Words on the Word
Randomness & Order
Amos 3.1-12: Does the lion roar if no pray has been found?
Matthew 8.22-27: Even the winds and the sea obey him.
The prophet Amos presents a tidy vision of the world in terms of causes and effects. The lion finds its prey, so roars; a trap is set, so birds get caught. His concern is to show that everything happens for a reason, even frightful things. He asks: ‘Does misfortune come to a city if the Lord has not sent it?’ The answer he expects is ‘Of course not!’
Yet one hesitates. This sort of reasoning is a little too like that of Job’s friends; and the thrust of Job, that wondrous book, is to show its inadequacy.
Of this inadequacy we, citizens of the 21st century, are still more conscious than people were back then, in ancient Uz. Living in a world of balances upset ecologically, anthropologically, culturally, we are exposed to much randomness, haunted by the inconstant spectre of Artificial (or Inhuman) Intelligence. Who knows what it will lead to?

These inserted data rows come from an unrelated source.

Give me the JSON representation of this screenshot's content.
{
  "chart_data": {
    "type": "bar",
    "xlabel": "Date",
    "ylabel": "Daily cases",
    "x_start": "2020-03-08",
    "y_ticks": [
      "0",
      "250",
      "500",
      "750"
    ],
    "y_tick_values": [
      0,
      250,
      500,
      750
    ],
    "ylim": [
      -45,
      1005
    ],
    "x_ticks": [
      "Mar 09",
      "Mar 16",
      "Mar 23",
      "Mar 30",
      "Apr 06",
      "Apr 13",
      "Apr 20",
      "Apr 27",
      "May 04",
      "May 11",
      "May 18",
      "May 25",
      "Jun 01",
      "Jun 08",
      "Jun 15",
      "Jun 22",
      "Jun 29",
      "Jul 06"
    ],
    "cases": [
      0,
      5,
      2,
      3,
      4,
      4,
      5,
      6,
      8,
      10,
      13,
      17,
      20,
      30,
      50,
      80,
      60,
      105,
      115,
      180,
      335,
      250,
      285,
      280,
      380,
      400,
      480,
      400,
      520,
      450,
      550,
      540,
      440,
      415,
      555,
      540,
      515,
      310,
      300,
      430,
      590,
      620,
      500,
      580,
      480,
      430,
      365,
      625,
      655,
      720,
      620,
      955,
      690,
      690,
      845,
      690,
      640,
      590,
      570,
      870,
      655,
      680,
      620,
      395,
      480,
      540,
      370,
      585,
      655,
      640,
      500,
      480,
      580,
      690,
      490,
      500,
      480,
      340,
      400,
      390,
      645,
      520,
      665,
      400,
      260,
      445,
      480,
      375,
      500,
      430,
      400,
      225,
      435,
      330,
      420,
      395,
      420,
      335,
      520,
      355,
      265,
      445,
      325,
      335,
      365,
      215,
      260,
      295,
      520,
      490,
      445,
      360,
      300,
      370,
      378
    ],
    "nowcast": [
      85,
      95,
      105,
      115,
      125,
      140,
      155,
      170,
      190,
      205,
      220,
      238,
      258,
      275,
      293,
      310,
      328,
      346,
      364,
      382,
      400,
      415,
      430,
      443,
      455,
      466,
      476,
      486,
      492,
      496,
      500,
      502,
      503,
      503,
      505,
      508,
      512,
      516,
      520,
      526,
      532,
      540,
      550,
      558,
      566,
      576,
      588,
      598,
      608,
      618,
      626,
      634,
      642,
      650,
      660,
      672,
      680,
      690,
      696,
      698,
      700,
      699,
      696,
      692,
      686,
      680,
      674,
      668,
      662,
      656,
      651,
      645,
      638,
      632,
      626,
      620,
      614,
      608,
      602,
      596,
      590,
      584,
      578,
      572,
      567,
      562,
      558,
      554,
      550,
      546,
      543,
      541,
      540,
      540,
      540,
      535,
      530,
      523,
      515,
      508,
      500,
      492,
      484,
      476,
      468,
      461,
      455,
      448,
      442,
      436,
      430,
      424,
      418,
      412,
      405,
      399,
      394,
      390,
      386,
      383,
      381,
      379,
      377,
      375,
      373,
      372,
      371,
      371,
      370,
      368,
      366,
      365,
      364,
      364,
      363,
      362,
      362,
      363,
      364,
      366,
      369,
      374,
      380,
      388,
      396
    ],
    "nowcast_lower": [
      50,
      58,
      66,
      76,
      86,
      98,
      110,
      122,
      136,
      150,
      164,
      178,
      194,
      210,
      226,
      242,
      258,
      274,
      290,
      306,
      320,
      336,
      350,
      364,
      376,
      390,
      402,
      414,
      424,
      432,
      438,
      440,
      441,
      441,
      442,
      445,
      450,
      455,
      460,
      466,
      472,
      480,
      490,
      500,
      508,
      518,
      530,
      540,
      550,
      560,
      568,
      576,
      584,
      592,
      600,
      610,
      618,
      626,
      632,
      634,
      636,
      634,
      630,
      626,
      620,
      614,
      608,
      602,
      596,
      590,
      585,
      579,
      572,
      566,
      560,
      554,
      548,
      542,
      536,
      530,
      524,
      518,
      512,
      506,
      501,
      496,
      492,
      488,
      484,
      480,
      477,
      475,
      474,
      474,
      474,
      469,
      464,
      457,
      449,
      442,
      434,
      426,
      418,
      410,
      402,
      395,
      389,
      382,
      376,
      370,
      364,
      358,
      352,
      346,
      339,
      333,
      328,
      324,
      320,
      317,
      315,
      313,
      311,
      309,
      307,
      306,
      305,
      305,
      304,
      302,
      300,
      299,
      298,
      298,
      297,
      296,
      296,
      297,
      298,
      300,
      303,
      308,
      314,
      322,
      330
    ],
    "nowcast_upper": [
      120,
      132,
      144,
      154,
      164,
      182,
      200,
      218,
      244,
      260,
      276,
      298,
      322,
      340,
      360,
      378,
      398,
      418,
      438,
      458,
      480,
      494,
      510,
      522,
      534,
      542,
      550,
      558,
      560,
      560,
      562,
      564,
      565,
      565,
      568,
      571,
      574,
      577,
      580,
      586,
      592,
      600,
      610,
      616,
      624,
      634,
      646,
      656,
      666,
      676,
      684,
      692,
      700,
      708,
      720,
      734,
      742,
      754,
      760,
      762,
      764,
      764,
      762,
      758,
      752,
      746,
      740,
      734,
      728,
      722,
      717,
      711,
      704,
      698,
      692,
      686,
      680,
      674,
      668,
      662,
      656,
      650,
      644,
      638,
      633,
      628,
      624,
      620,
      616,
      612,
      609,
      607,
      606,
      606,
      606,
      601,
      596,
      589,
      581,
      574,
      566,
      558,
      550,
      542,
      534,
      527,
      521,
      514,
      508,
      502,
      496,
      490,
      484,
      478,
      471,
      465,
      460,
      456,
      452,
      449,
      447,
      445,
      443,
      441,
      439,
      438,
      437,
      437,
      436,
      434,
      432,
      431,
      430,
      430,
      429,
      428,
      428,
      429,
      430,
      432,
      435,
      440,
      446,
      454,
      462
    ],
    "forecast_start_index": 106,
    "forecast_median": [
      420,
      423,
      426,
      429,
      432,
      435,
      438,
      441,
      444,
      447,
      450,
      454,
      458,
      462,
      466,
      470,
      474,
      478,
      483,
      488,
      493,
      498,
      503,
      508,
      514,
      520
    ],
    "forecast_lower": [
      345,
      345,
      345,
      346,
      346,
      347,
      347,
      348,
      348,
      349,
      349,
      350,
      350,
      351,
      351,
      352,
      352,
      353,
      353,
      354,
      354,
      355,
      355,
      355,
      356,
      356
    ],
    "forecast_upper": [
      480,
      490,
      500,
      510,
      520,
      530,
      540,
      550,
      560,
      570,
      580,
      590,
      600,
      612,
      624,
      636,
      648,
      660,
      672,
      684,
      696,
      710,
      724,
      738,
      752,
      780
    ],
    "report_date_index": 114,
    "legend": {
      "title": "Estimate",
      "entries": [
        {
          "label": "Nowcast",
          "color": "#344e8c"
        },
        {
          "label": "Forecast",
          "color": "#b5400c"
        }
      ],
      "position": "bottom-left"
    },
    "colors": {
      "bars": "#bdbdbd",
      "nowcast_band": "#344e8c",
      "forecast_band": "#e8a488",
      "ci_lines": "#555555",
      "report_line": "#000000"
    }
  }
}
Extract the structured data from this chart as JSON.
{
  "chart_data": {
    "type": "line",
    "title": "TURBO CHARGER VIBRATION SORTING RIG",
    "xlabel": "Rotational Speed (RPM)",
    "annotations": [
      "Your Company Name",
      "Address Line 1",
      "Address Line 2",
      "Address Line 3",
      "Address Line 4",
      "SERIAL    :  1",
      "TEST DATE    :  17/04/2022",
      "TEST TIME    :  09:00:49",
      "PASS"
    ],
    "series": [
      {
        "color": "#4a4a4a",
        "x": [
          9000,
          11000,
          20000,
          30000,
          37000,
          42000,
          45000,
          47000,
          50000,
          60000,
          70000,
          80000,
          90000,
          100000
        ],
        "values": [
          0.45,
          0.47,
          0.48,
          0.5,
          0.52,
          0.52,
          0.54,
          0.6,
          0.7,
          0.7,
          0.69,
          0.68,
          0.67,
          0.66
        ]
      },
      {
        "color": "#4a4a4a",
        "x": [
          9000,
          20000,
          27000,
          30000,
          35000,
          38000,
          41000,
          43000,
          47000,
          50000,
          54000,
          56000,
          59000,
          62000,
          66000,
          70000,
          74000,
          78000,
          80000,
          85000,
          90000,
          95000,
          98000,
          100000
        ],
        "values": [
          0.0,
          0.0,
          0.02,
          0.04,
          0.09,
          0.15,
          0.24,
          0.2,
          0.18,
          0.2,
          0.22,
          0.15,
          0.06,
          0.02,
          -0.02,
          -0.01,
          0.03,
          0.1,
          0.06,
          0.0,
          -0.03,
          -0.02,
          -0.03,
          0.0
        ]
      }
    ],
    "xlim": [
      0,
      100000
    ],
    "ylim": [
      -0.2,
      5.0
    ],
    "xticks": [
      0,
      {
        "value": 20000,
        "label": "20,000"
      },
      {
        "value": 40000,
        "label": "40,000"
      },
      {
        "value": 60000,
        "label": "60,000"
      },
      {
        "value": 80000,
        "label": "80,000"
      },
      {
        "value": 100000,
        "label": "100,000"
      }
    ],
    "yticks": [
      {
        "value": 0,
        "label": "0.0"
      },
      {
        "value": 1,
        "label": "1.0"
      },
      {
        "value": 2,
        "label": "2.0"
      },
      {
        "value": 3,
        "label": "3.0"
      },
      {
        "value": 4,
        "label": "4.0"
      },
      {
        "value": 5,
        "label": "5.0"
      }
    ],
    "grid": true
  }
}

It is important, then, that we complement Amos’s vision with that of the Gospel. The incident of Christ’s rebuking the sea conveys a crucial message. It tells us that there is a supremely reasonable Power surpassing and commanding the elements even when these run out of control; and that this chaos-ordering Power is well-disposed to us, alert to our fears.
Do I place all my trust in Christ’s Lordship? Do I fully believe that he has not only my own little life but that of the whole world in his hand, directing all things through present perils towards a blessed goal?
The coherence of our Christian witness depends on our answers to these questions, and that holds whether we live in the cloister or out in the world.